Egger: Sì, se hanno lasciato del tutto l’impresa. In altre parole, se hanno abbandonato tutte le loro parti nella società, così come la considerevole influenza sulle decisioni del datore di lavoro di cui disponevano. Le indennità di disoccupazione possono, infatti, essere accordate soltanto alle persone pronte a prendere un  nuovo posto e che, libere da ogni obbligo verso la loro precedente impresa, si trovino nuovamente a disposizione sul mercato del lavoro per un’attività salariata non indipendente.

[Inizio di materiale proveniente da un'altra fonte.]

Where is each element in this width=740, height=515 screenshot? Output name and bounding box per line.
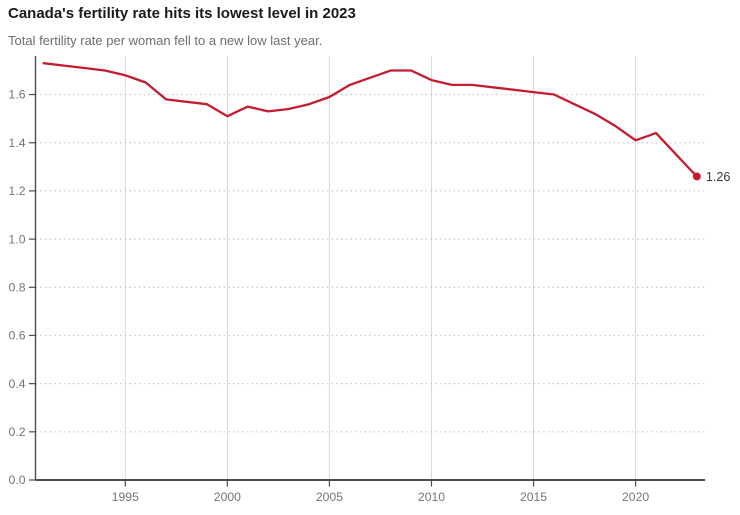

Cosa accade in caso di fallimento?

Egger: La persona in una posizione equiparabile a quella di un datore di lavoro ha diritto alle indennità della disoccupazione dopo che si sia ufficializzata la dichiarazione di fallimento. Esiste tuttavia un’eccezione, quando la persona funge da liquidatore. In tal caso, il diritto alle indennità di disoccupazione inizia soltanto nel momento in cui la procedura di liquidazione è completamente terminata.

È possibile in questa posizione essere in disoccupazione parziale godendo di un’indennità da parte della cassa di disoccupazione durante questo periodo?

Egger: No, non è possibile fino a quando la persona occupa una posizione comparabile a quella di un datore di lavoro ed influenza le decisioni dell’impresa. In quanto, se questo fosse possibile, la persona potrebbe decretare lei stessa la fine del suo rapporto di lavoro. E se una società non andasse bene, perché gli azionari si metterebbero in disoccupazione parziale? Di regola, se vogliono davvero salvare l’impresa, gli azionari sono tenuti a mettere in opera quanto possibile per generare nuovamente cifre d’affari. Nessuna indennità di disoccupazione parziale può quindi essere versata perché, da un lato la cessazione del lavoro per queste persone non esiste o non può essere controllata e, dall’altro perché l’ indennità di disoccupazione parziale sarebbe raggirata dal loro scopo primario di sovvenzione.

Ma l’amministrazione non fa in tal modo pensare ad un sospetto generalizzato sugli imprenditori che desiderano, attraverso questa misura, salvare le loro imprese e mantenere i posti di lavoro?

Egger: Si tratta di evitare ricorsi abusivi all’assicurazione contro la disoccupazione, che è prevista unicamente come assicurazione per gli impiegati. Questo nell’interesse di un’economia di mercato affinché certe imprese sottoposte a concorrenza ed i loro dirigenti siano protetti dall’assicurazione disoccupazione. L’assicurazione contro la disoccupazione deve, in tale contesto di concorrenza, restare neutrale.

Chi decide se si tratta di una posizione comparabile a quella di un datore di lavoro?

Egger: Decide la cassa di disoccupazione. Per stabilirlo, si basa sui dati iscritti al registro di commercio, su questionari o altre informazioni utili.

Di quali risorse dispone una persona che occupa un posto comparabile a quello di un datore di lavoro per informarsi sui suoi diritti?

Egger: Su www.espace-emploi.ch troverà delle informazioni utili nelle direttive d’applicazione della Legge federale sull’assicurazione per la disoccupazione obbligatoria e l’indennità in caso di insolvibilità (Bollettino LACI B12 – B32), così come diverse brochure sull’assicurazione disoccupazione. La cassa dell’assicurazione contro la disoccupazione è pure a disposizione per rispondere ad eventuali domande.


Informazione

Biografia

Ritratto di Hans-Peter Egger, responsabile del settore esecuzione del diritto presso la SECO. Signore di mezza età con i capelli grigi.

Hans-Peter Egger ha studiato diritto a Berna dal 1977 al 1984 e ha passato l’esame di avvocatura. Dal 1984 al 1995 ha diretto a Berna il servizio giuridico del cantone nel settore Mercato del lavoro/ Assicurazione contro la disoccupazione. Dal 1996, Hans-Peter Egger è responsabile del settore Esecuzione del diritto presso la SECO.